The residents stated that they gathered on the site because they felt safe around their friends and family.
Here is a short history of tent city.
June 21:
Within the next week, the number of tents doubled from the original 10 to 20. It had become apparent that tent city was going to keep expanding, so a meeting between campers and police was held. At the meeting, police outlined a rigid set of rules regarding the behaviour that was expected of the campers if they wanted to stay. Particular focus was aimed at ensuring that public urination and defecation would be eliminated. There was a problem with the availability of public restrooms after the Bissell Centre closed its doors at 4:30 p.m.
A meeting with the former Capital Health region was also held to discuss support requirements needed to maintain the site. Capital Health agreed to provide portable toilets and a water tank on the site.
June 22:
The Bissell Centre also hired a support worker to build rapport with the commune’s population and liaise with police on matters that might jeopardize the campers’ safety.
June 24:
Capital Health set up portable toilets for the 70 campers who were living in 37 tents. So far, the population managed to stay out of trouble and self-govern without problems.
June 27:
Then the gangs moved in. By the next morning, frightened campers worried that someone was going to be killed if the gangs were not controlled. Residents reported that during the night, thugs wandered up and down the rows of tents brandishing swords and knives, and that gunshots had been heard. The police said that there was nothing they could do unless someone was caught committing an offence, and encouraged residents to call if they saw trouble.
July 2:
The community included 55 tents and 80 campers during the day. At night the population would grow to 150 campers, as the homeless congregated to party and drink. It was a breaking point for the Bissell Centre and it was decided that it was no longer safe to have a support worker on site.
July 5:
A man set a tent on fire during a domestic dispute. Another person was stabbed in front of the Bissell Centre shortly after.
July 14 and 15:
Ove the weekend, the police raided a tent being used as a brothel and seized weapons, drugs, and cash, and a few days later a frenzy of violence forced the Bissell Centre to close at 11 a.m.

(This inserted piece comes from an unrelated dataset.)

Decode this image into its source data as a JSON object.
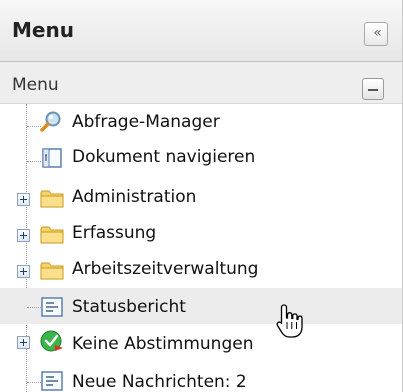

The circumstances brought many of the residents close together. There are few things more valuable in the street than having someone who has your back. Many of the campers formed “family” units for safety and support, Cardinal says.

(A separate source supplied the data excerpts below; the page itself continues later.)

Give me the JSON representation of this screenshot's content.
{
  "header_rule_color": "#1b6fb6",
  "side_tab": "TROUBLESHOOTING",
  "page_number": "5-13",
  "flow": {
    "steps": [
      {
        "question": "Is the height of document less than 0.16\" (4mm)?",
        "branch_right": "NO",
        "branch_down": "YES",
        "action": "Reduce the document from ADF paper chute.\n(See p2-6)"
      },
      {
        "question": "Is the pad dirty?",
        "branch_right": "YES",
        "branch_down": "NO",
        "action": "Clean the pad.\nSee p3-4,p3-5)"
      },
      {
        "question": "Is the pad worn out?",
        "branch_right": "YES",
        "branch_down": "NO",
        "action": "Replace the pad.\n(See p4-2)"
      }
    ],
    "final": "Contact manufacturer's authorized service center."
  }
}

As the violence escalated, media attention pressured the province and the city to step in.
July 20:
A security company was hired to control the violence. Then Capital Health provided ID cards for the residents, and a fence was erected around the site to mixed reactions.
But the rules were simple enough. If the campers stepped out of line, security would take their ID cards and ban them from the site. Visitors were allowed to come and go freely during the day, but after 9 p.m., only those with ID cards could stay the night.
Cardinal was relieved by the new changes.
Sept. 15:
Authorities decide to close the site for good. City trucks arrived first thing that morning to haul away the toilets and water tank. While city crews were removing the facilities, residents threw the possessions they could not carry into a giant green dumpster.
Despite the circumstances, the residents were cheerful and, on the surface anyway, devoid of resentment over the move. The nature of conversation among the homeless was nostalgic as they remembered the time they spent in the summer commune.
Several bottles of discount malt liquor were passed around the circles of tents as reporters swept through, snatching up interviews from anyone willing to talk.
By early afternoon, tent city was gone except for the chain-link fence. The fence that had been built to keep the campers safe was now locked and used to keep them in the street.
There is no way to tell how many of tent city’s residents found housing, or how many that were provided with housing have managed to remain at those addresses. The 2006 Edmonton homeless count, conducted by the Joint Planning Committee on Housing, recorded 2,618 homeless persons. The next count is scheduled for later this fall.